Question

I'm looking for a subversion web client ala SVN::Web but with a very specific feature I've always thought would be quite useful.

What I want is the ability to find which revision was responsible for a certain line (or lines) in a text file. A way to do this via the web would be fantastic.

Anybody know of such a tool?

Was it helpful?

Solution

We use Warehouse, and are quite happy with it. It's written in Ruby on Rails, so if you're well versed in that, you're far ahead of the game. They also just went open source.

OTHER TIPS

I use WebSVN, you can use svn blame from there, and you see who and when added or modified each line of code in a file...

Edit: Here are a pair of screenshots, so you can get an idea:

1, 2

Trac can do this for you. When you view a file, you have an annotate option at the top of the page, which will use ajax to load a bar down the left of the file source, giving the revision numbers for each line (or block, if a block was edited in one commit)

It'd be nice to see something that had a revision history for each line though.

The SVN::Web interface gives you access to the svn blame annotation(s) on files.

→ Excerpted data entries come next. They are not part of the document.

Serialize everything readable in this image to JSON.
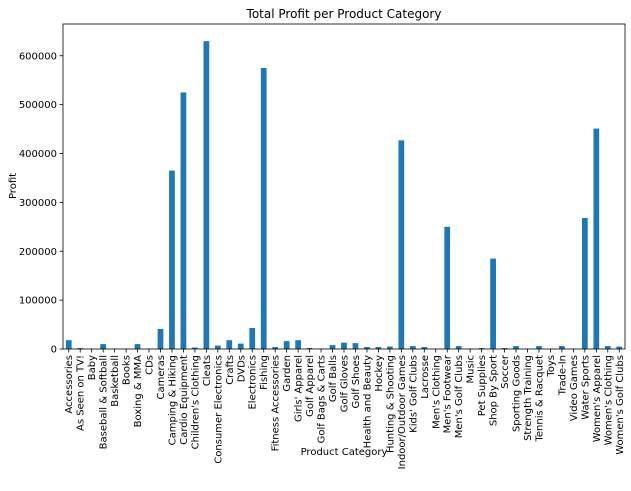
{
  "chart_data": {
    "type": "bar",
    "title": "Total Profit per Product Category",
    "xlabel": "Product Category",
    "ylabel": "Profit",
    "ylim": [
      0,
      665000
    ],
    "yticks": [
      0,
      100000,
      200000,
      300000,
      400000,
      500000,
      600000
    ],
    "ytick_labels": [
      "0",
      "100000",
      "200000",
      "300000",
      "400000",
      "500000",
      "600000"
    ],
    "grid": false,
    "legend": false,
    "bar_color": "#1f77b4",
    "categories": [
      "Accessories",
      "As Seen on  TV!",
      "Baby",
      "Baseball & Softball",
      "Basketball",
      "Books",
      "Boxing & MMA",
      "CDs",
      "Cameras",
      "Camping & Hiking",
      "Cardio Equipment",
      "Children's Clothing",
      "Cleats",
      "Consumer Electronics",
      "Crafts",
      "DVDs",
      "Electronics",
      "Fishing",
      "Fitness Accessories",
      "Garden",
      "Girls' Apparel",
      "Golf Apparel",
      "Golf Bags & Carts",
      "Golf Balls",
      "Golf Gloves",
      "Golf Shoes",
      "Health and Beauty",
      "Hockey",
      "Hunting & Shooting",
      "Indoor/Outdoor Games",
      "Kids' Golf Clubs",
      "Lacrosse",
      "Men's Clothing",
      "Men's Footwear",
      "Men's Golf Clubs",
      "Music",
      "Pet Supplies",
      "Shop By Sport",
      "Soccer",
      "Sporting Goods",
      "Strength Training",
      "Tennis & Racquet",
      "Toys",
      "Trade-In",
      "Video Games",
      "Water Sports",
      "Women's Apparel",
      "Women's Clothing",
      "Women's Golf Clubs"
    ],
    "values": [
      18000,
      2000,
      500,
      10000,
      500,
      500,
      10000,
      500,
      41000,
      365000,
      525000,
      3000,
      630000,
      7000,
      18000,
      11000,
      43000,
      575000,
      4000,
      16000,
      18000,
      2000,
      1000,
      8000,
      13000,
      12000,
      4000,
      4000,
      5000,
      427000,
      6000,
      4000,
      500,
      250000,
      6000,
      1000,
      2000,
      185000,
      2000,
      6000,
      500,
      6000,
      500,
      6000,
      500,
      268000,
      451000,
      6000,
      5000
    ]
  }
}
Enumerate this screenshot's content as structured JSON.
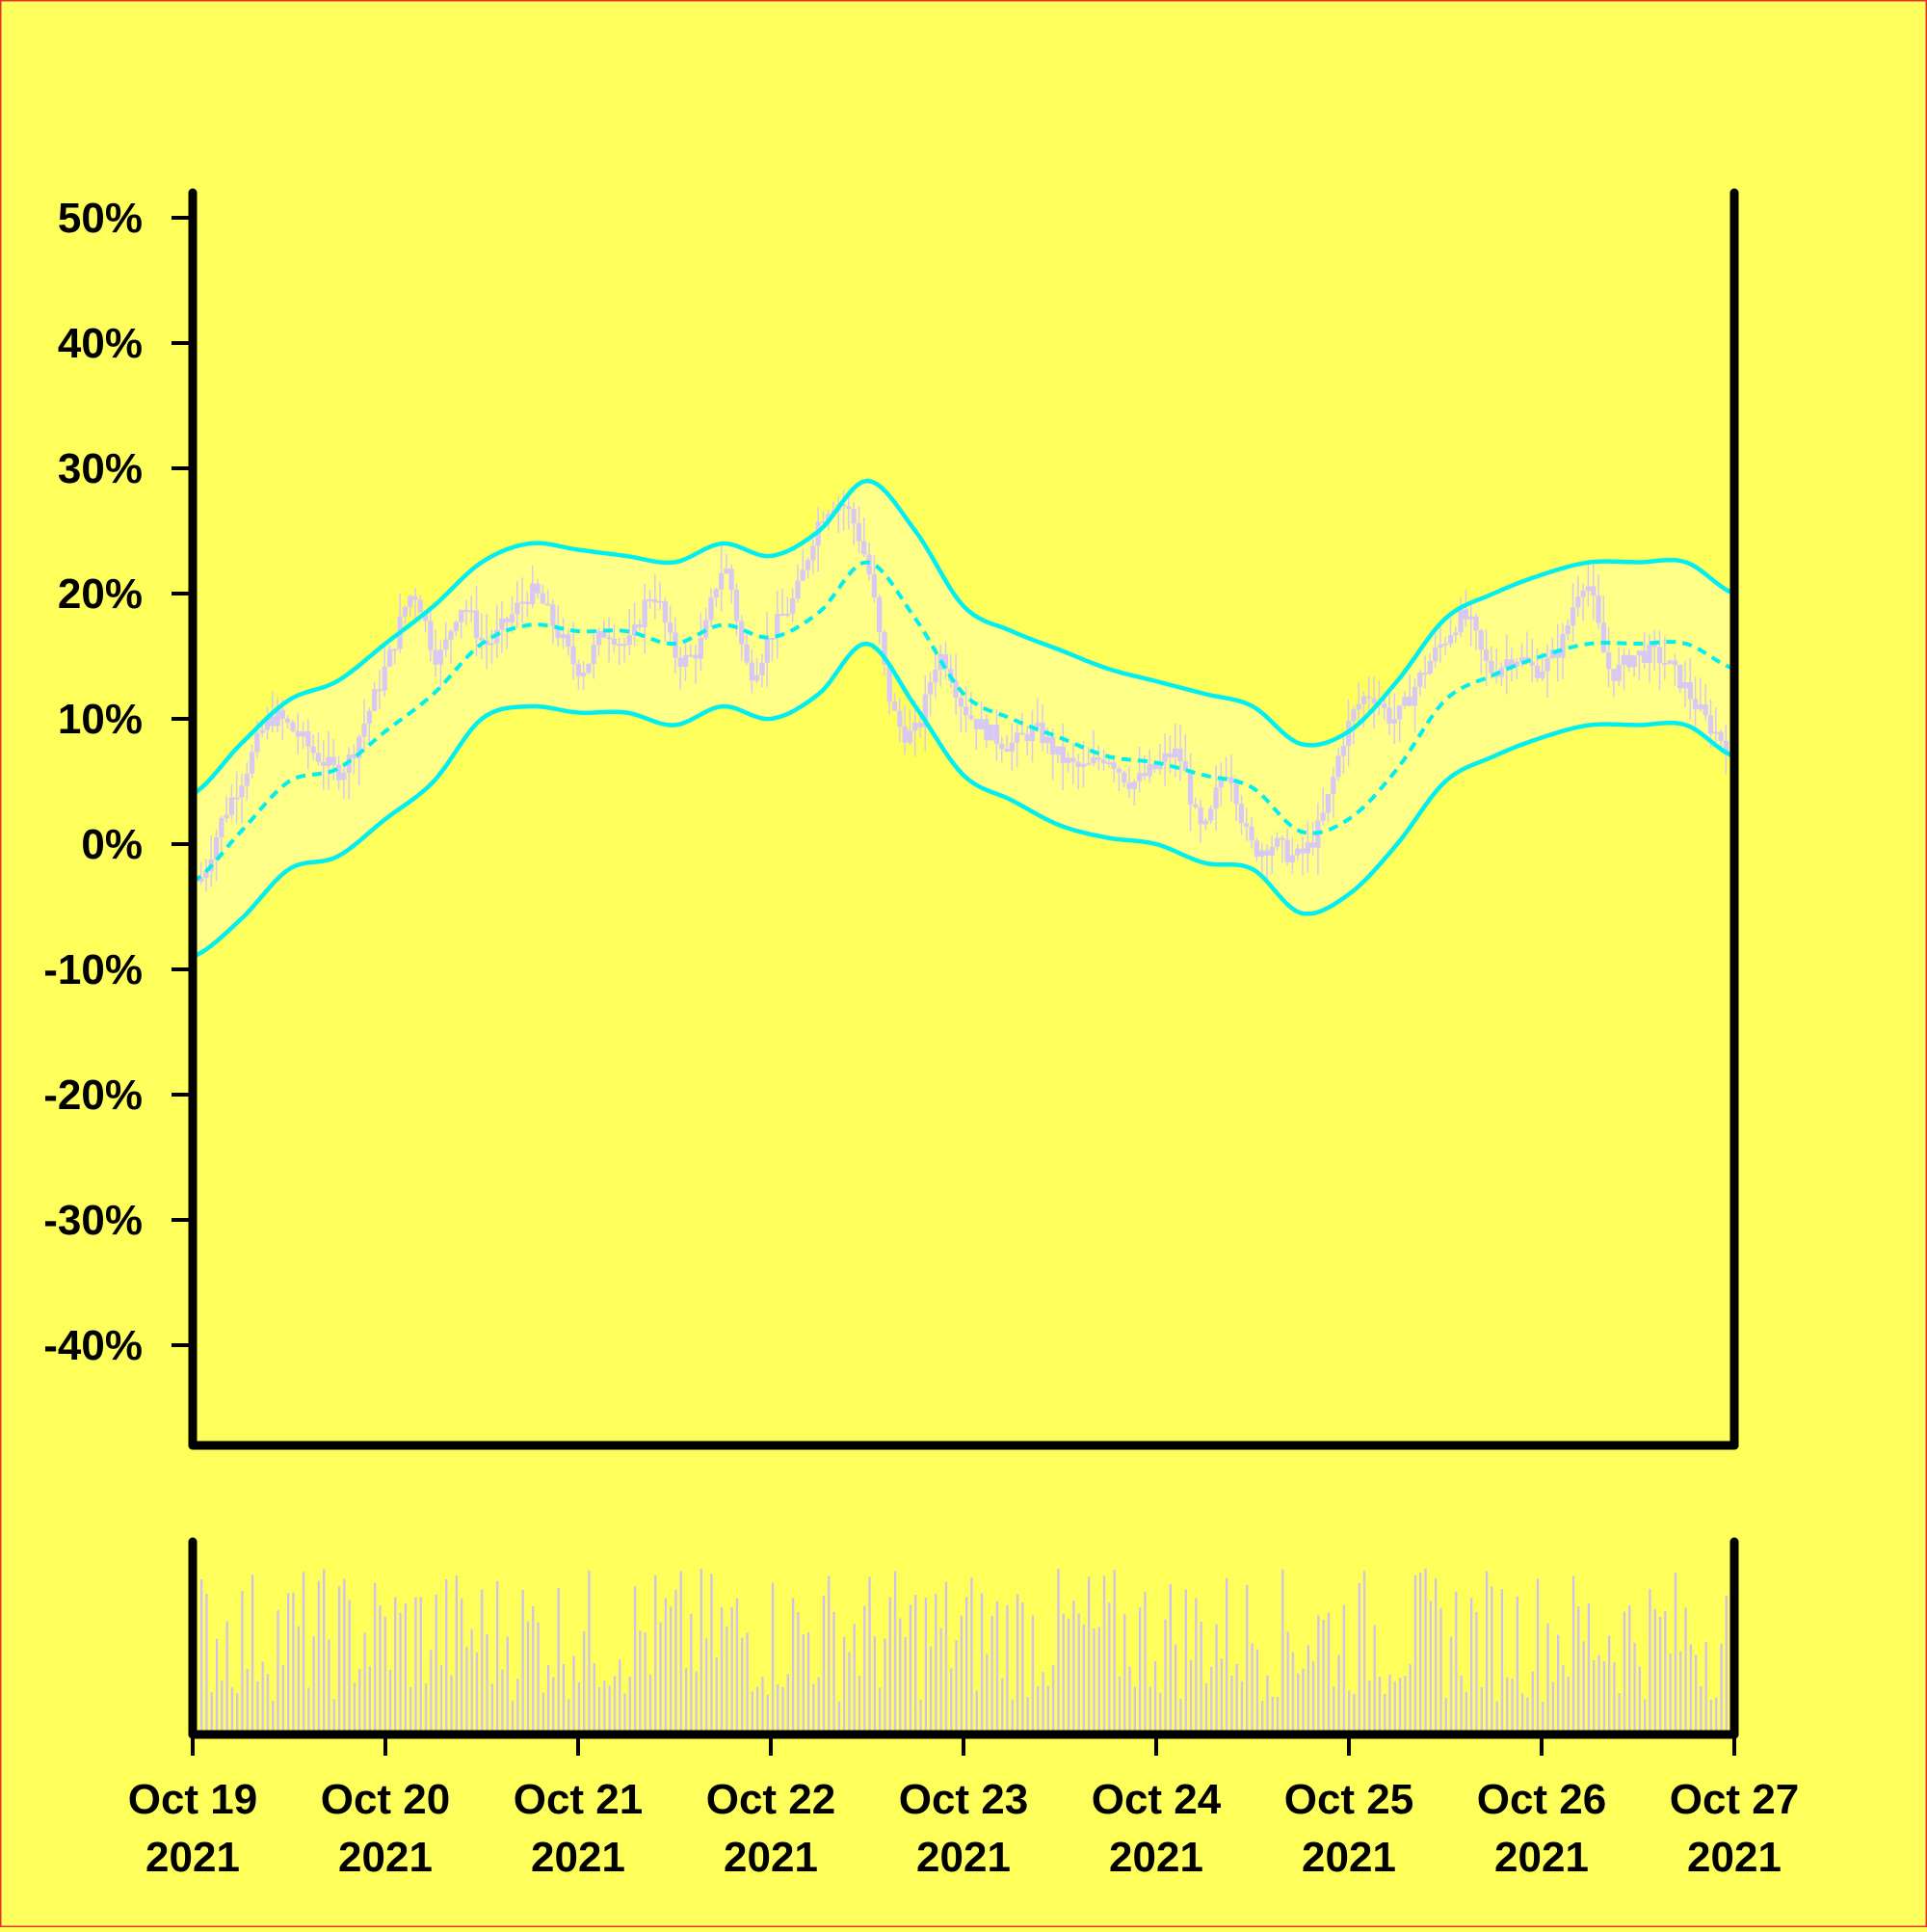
{
  "chart_data": {
    "type": "candlestick",
    "title": "",
    "xlabel": "",
    "ylabel": "",
    "ylim": [
      -48,
      52
    ],
    "y_ticks": [
      {
        "value": 50,
        "label": "50%"
      },
      {
        "value": 40,
        "label": "40%"
      },
      {
        "value": 30,
        "label": "30%"
      },
      {
        "value": 20,
        "label": "20%"
      },
      {
        "value": 10,
        "label": "10%"
      },
      {
        "value": 0,
        "label": "0%"
      },
      {
        "value": -10,
        "label": "-10%"
      },
      {
        "value": -20,
        "label": "-20%"
      },
      {
        "value": -30,
        "label": "-30%"
      },
      {
        "value": -40,
        "label": "-40%"
      }
    ],
    "x_range": [
      "2021-10-19",
      "2021-10-27"
    ],
    "x_ticks": [
      {
        "date": "2021-10-19",
        "line1": "Oct 19",
        "line2": "2021"
      },
      {
        "date": "2021-10-20",
        "line1": "Oct 20",
        "line2": "2021"
      },
      {
        "date": "2021-10-21",
        "line1": "Oct 21",
        "line2": "2021"
      },
      {
        "date": "2021-10-22",
        "line1": "Oct 22",
        "line2": "2021"
      },
      {
        "date": "2021-10-23",
        "line1": "Oct 23",
        "line2": "2021"
      },
      {
        "date": "2021-10-24",
        "line1": "Oct 24",
        "line2": "2021"
      },
      {
        "date": "2021-10-25",
        "line1": "Oct 25",
        "line2": "2021"
      },
      {
        "date": "2021-10-26",
        "line1": "Oct 26",
        "line2": "2021"
      },
      {
        "date": "2021-10-27",
        "line1": "Oct 27",
        "line2": "2021"
      }
    ],
    "price_path": [
      [
        "2021-10-19 00:00",
        -3
      ],
      [
        "2021-10-19 03:00",
        2
      ],
      [
        "2021-10-19 06:00",
        6
      ],
      [
        "2021-10-19 09:00",
        10
      ],
      [
        "2021-10-19 12:00",
        9
      ],
      [
        "2021-10-19 15:00",
        7
      ],
      [
        "2021-10-19 18:00",
        6
      ],
      [
        "2021-10-19 21:00",
        10
      ],
      [
        "2021-10-20 00:00",
        15
      ],
      [
        "2021-10-20 03:00",
        20
      ],
      [
        "2021-10-20 06:00",
        15
      ],
      [
        "2021-10-20 09:00",
        19
      ],
      [
        "2021-10-20 12:00",
        16
      ],
      [
        "2021-10-20 15:00",
        18
      ],
      [
        "2021-10-20 18:00",
        20
      ],
      [
        "2021-10-20 21:00",
        17
      ],
      [
        "2021-10-21 00:00",
        14
      ],
      [
        "2021-10-21 03:00",
        17
      ],
      [
        "2021-10-21 06:00",
        16
      ],
      [
        "2021-10-21 09:00",
        20
      ],
      [
        "2021-10-21 12:00",
        15
      ],
      [
        "2021-10-21 15:00",
        16
      ],
      [
        "2021-10-21 18:00",
        22
      ],
      [
        "2021-10-21 21:00",
        14
      ],
      [
        "2021-10-22 00:00",
        17
      ],
      [
        "2021-10-22 03:00",
        20
      ],
      [
        "2021-10-22 06:00",
        26
      ],
      [
        "2021-10-22 09:00",
        27
      ],
      [
        "2021-10-22 12:00",
        22
      ],
      [
        "2021-10-22 15:00",
        11
      ],
      [
        "2021-10-22 18:00",
        9
      ],
      [
        "2021-10-22 21:00",
        15
      ],
      [
        "2021-10-23 00:00",
        11
      ],
      [
        "2021-10-23 03:00",
        9
      ],
      [
        "2021-10-23 06:00",
        8
      ],
      [
        "2021-10-23 09:00",
        9
      ],
      [
        "2021-10-23 12:00",
        7
      ],
      [
        "2021-10-23 15:00",
        6
      ],
      [
        "2021-10-23 18:00",
        7
      ],
      [
        "2021-10-23 21:00",
        5
      ],
      [
        "2021-10-24 00:00",
        6
      ],
      [
        "2021-10-24 03:00",
        7
      ],
      [
        "2021-10-24 06:00",
        1
      ],
      [
        "2021-10-24 09:00",
        6
      ],
      [
        "2021-10-24 12:00",
        0
      ],
      [
        "2021-10-24 15:00",
        0
      ],
      [
        "2021-10-24 18:00",
        -1
      ],
      [
        "2021-10-24 21:00",
        2
      ],
      [
        "2021-10-25 00:00",
        9
      ],
      [
        "2021-10-25 03:00",
        12
      ],
      [
        "2021-10-25 06:00",
        10
      ],
      [
        "2021-10-25 09:00",
        13
      ],
      [
        "2021-10-25 12:00",
        16
      ],
      [
        "2021-10-25 15:00",
        18
      ],
      [
        "2021-10-25 18:00",
        14
      ],
      [
        "2021-10-25 21:00",
        15
      ],
      [
        "2021-10-26 00:00",
        14
      ],
      [
        "2021-10-26 03:00",
        16
      ],
      [
        "2021-10-26 06:00",
        21
      ],
      [
        "2021-10-26 09:00",
        14
      ],
      [
        "2021-10-26 12:00",
        15
      ],
      [
        "2021-10-26 15:00",
        15
      ],
      [
        "2021-10-26 18:00",
        13
      ],
      [
        "2021-10-26 21:00",
        10
      ],
      [
        "2021-10-27 00:00",
        8
      ]
    ],
    "bollinger_upper": [
      [
        "2021-10-19 00:00",
        4
      ],
      [
        "2021-10-19 06:00",
        8
      ],
      [
        "2021-10-19 12:00",
        11.5
      ],
      [
        "2021-10-19 18:00",
        13
      ],
      [
        "2021-10-20 00:00",
        16
      ],
      [
        "2021-10-20 06:00",
        19
      ],
      [
        "2021-10-20 12:00",
        22.5
      ],
      [
        "2021-10-20 18:00",
        24
      ],
      [
        "2021-10-21 00:00",
        23.5
      ],
      [
        "2021-10-21 06:00",
        23
      ],
      [
        "2021-10-21 12:00",
        22.5
      ],
      [
        "2021-10-21 18:00",
        24
      ],
      [
        "2021-10-22 00:00",
        23
      ],
      [
        "2021-10-22 06:00",
        25
      ],
      [
        "2021-10-22 12:00",
        29
      ],
      [
        "2021-10-22 18:00",
        25
      ],
      [
        "2021-10-23 00:00",
        19
      ],
      [
        "2021-10-23 06:00",
        17
      ],
      [
        "2021-10-23 12:00",
        15.5
      ],
      [
        "2021-10-23 18:00",
        14
      ],
      [
        "2021-10-24 00:00",
        13
      ],
      [
        "2021-10-24 06:00",
        12
      ],
      [
        "2021-10-24 12:00",
        11
      ],
      [
        "2021-10-24 18:00",
        8
      ],
      [
        "2021-10-25 00:00",
        9
      ],
      [
        "2021-10-25 06:00",
        13
      ],
      [
        "2021-10-25 12:00",
        18
      ],
      [
        "2021-10-25 18:00",
        20
      ],
      [
        "2021-10-26 00:00",
        21.5
      ],
      [
        "2021-10-26 06:00",
        22.5
      ],
      [
        "2021-10-26 12:00",
        22.5
      ],
      [
        "2021-10-26 18:00",
        22.5
      ],
      [
        "2021-10-27 00:00",
        20
      ]
    ],
    "bollinger_middle": [
      [
        "2021-10-19 00:00",
        -3
      ],
      [
        "2021-10-19 06:00",
        1
      ],
      [
        "2021-10-19 12:00",
        5
      ],
      [
        "2021-10-19 18:00",
        6
      ],
      [
        "2021-10-20 00:00",
        9
      ],
      [
        "2021-10-20 06:00",
        12
      ],
      [
        "2021-10-20 12:00",
        16
      ],
      [
        "2021-10-20 18:00",
        17.5
      ],
      [
        "2021-10-21 00:00",
        17
      ],
      [
        "2021-10-21 06:00",
        17
      ],
      [
        "2021-10-21 12:00",
        16
      ],
      [
        "2021-10-21 18:00",
        17.5
      ],
      [
        "2021-10-22 00:00",
        16.5
      ],
      [
        "2021-10-22 06:00",
        18.5
      ],
      [
        "2021-10-22 12:00",
        22.5
      ],
      [
        "2021-10-22 18:00",
        18
      ],
      [
        "2021-10-23 00:00",
        12
      ],
      [
        "2021-10-23 06:00",
        10
      ],
      [
        "2021-10-23 12:00",
        8.5
      ],
      [
        "2021-10-23 18:00",
        7
      ],
      [
        "2021-10-24 00:00",
        6.5
      ],
      [
        "2021-10-24 06:00",
        5.5
      ],
      [
        "2021-10-24 12:00",
        4.5
      ],
      [
        "2021-10-24 18:00",
        1
      ],
      [
        "2021-10-25 00:00",
        2
      ],
      [
        "2021-10-25 06:00",
        6
      ],
      [
        "2021-10-25 12:00",
        11.5
      ],
      [
        "2021-10-25 18:00",
        13.5
      ],
      [
        "2021-10-26 00:00",
        15
      ],
      [
        "2021-10-26 06:00",
        16
      ],
      [
        "2021-10-26 12:00",
        16
      ],
      [
        "2021-10-26 18:00",
        16
      ],
      [
        "2021-10-27 00:00",
        14
      ]
    ],
    "bollinger_lower": [
      [
        "2021-10-19 00:00",
        -9
      ],
      [
        "2021-10-19 06:00",
        -6
      ],
      [
        "2021-10-19 12:00",
        -2
      ],
      [
        "2021-10-19 18:00",
        -1
      ],
      [
        "2021-10-20 00:00",
        2
      ],
      [
        "2021-10-20 06:00",
        5
      ],
      [
        "2021-10-20 12:00",
        10
      ],
      [
        "2021-10-20 18:00",
        11
      ],
      [
        "2021-10-21 00:00",
        10.5
      ],
      [
        "2021-10-21 06:00",
        10.5
      ],
      [
        "2021-10-21 12:00",
        9.5
      ],
      [
        "2021-10-21 18:00",
        11
      ],
      [
        "2021-10-22 00:00",
        10
      ],
      [
        "2021-10-22 06:00",
        12
      ],
      [
        "2021-10-22 12:00",
        16
      ],
      [
        "2021-10-22 18:00",
        11
      ],
      [
        "2021-10-23 00:00",
        5.5
      ],
      [
        "2021-10-23 06:00",
        3.5
      ],
      [
        "2021-10-23 12:00",
        1.5
      ],
      [
        "2021-10-23 18:00",
        0.5
      ],
      [
        "2021-10-24 00:00",
        0
      ],
      [
        "2021-10-24 06:00",
        -1.5
      ],
      [
        "2021-10-24 12:00",
        -2
      ],
      [
        "2021-10-24 18:00",
        -5.5
      ],
      [
        "2021-10-25 00:00",
        -4
      ],
      [
        "2021-10-25 06:00",
        0
      ],
      [
        "2021-10-25 12:00",
        5
      ],
      [
        "2021-10-25 18:00",
        7
      ],
      [
        "2021-10-26 00:00",
        8.5
      ],
      [
        "2021-10-26 06:00",
        9.5
      ],
      [
        "2021-10-26 12:00",
        9.5
      ],
      [
        "2021-10-26 18:00",
        9.5
      ],
      [
        "2021-10-27 00:00",
        7
      ]
    ],
    "volume_panel": {
      "y_axis_labels": false,
      "bar_count": 300
    },
    "grid": false,
    "legend": "none",
    "colors": {
      "background": "#ffff5c",
      "band_fill": "#ffff88",
      "band_line": "#00f0f0",
      "candle": "#d8c8f4",
      "volume": "#d0c0ec",
      "axis": "#000000",
      "frame": "#e0342c"
    }
  }
}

When you're viewing a specific file, you should see "Blame/Annotate" as one of the links in the upper left. When you click on it, you have a much more-marked-up rendition of the file, with blocks in alternating colors. These delinate where contiguous blocks belonging to a given rev start and end. To the left are the user-names of the users whose commits were responsible for a given block, and to the left of that a linked number indicating the revision that the particular block stems from. Clicking on the link will take you to the revision-view page, that lists all the files changed in that revision, along with color-coded diffs of the files/changes themselves.

Tortoise SVN also supports the 'blame' feature.

I thought that SVN had the 'blame' function that could do something similar to that. I am taking a stab in the dark though. Hold on while I take a quick look through the interwebs.

You bet. Check this out. (I use subclipse btw)

This implies that most web SVN interfaces will have this feature because it is not anything really special.